Providing power and Internet to the seafloor solves that issue, allowing for real-time monitoring as well as two-way communication between the operations center at UW and the instruments in the ocean. UW is one of four universities under contract to help manage and maintain various aspects of the OOI.

“We can interact 24 hours a day with the instruments out there, as things evolve,” Kelley says. “It’s a real game-changer in terms of understanding and monitoring, really being there with eyes and ears in the oceans 24 hours a day.”

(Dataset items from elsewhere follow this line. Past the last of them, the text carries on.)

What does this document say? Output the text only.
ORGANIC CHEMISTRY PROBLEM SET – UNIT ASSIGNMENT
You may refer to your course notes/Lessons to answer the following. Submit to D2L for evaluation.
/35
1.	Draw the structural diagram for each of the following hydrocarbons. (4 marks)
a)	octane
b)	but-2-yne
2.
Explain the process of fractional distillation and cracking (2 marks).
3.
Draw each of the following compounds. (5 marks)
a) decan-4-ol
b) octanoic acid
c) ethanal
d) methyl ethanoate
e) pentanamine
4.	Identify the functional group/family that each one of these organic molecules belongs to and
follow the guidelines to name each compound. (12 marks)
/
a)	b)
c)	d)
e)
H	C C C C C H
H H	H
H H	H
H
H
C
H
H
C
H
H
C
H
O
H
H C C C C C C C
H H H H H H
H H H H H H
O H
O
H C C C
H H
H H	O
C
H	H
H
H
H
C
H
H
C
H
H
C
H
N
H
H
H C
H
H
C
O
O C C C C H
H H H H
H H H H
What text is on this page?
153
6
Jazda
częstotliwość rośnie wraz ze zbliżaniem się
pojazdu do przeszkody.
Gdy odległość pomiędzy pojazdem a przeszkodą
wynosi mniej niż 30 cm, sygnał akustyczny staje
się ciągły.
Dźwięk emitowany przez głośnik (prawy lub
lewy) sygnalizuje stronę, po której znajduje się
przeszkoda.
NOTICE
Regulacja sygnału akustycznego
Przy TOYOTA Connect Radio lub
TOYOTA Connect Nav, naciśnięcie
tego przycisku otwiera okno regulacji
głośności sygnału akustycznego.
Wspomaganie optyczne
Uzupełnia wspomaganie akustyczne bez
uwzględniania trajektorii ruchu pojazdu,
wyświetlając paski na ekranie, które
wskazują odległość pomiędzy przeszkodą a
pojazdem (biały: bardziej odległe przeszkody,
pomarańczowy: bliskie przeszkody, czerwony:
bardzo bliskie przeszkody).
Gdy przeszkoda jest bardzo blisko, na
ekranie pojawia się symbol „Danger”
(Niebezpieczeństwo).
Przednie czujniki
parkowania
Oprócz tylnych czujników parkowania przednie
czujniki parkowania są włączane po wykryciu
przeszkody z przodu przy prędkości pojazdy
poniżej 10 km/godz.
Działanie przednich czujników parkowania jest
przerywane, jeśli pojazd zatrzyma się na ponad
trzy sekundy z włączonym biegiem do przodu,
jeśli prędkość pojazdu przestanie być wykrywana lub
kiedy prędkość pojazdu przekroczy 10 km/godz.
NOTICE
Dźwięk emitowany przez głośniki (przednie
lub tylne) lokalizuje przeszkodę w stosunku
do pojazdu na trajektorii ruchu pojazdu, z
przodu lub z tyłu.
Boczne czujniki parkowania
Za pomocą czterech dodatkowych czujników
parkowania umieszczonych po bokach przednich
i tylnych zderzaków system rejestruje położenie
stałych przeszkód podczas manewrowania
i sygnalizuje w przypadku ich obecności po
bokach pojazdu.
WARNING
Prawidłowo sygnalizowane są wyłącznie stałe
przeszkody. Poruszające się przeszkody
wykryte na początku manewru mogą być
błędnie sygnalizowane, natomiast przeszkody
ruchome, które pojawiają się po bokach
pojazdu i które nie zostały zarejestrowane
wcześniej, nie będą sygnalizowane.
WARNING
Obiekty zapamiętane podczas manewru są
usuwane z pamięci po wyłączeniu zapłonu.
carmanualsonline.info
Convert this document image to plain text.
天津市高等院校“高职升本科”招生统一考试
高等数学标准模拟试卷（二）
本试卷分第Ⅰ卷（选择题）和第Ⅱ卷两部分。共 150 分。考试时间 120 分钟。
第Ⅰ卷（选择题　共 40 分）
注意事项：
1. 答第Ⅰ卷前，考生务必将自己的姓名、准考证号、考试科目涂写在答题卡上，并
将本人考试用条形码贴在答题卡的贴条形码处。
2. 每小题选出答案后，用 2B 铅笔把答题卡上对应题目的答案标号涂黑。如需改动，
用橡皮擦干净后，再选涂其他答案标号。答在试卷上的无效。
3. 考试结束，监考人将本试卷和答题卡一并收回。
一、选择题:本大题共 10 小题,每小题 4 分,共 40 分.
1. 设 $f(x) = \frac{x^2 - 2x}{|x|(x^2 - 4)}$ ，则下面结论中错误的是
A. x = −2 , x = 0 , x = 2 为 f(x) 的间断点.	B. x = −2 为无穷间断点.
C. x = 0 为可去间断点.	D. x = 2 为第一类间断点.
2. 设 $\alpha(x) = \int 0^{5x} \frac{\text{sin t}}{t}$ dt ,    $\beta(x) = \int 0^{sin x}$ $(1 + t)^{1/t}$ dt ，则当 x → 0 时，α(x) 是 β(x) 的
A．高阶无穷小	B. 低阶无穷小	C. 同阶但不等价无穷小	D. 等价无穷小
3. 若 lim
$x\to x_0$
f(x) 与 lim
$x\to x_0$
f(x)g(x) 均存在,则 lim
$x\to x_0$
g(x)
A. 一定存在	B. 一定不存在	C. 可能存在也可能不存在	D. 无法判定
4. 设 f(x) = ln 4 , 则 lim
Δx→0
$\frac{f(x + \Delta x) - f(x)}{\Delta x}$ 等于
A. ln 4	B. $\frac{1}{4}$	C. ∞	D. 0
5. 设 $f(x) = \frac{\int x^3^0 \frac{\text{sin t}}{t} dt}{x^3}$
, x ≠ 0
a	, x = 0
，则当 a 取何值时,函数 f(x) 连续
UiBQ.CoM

All the data collected by both the Cabled Array and the six other OOI arrays are publicly available for researchers and anyone interested to use as they wish. Even those who have never been near the ocean can check out real-time video captured by the array’s cameras.

Along with being the only cabled research array in the OOI, the Cabled Array’s location is also part of what makes it unique. The section of seafloor it covers includes the Juan de Fuca Plate, a very active tectonic plate that’s easy to get to, giving researchers the ability to study volcanism at close range.

“It’s the world’s largest undersea volcanic observatory,” says Greg Ulses, OOI program director, about the Cabled Array. The other OOI arrays are located in the Gulf of Alaska, the Irminger Sea near Greenland, off the coast of New England, in the Argentine Basin, and in the Southern Ocean. The Endurance Array, also off the Oregon coast, complements the Cabled Array. OOI’s design and conception began about 10 years ago and it took around seven years to construct at a cost of roughly $300 million. It has been fully operational since only last year, Ulses says.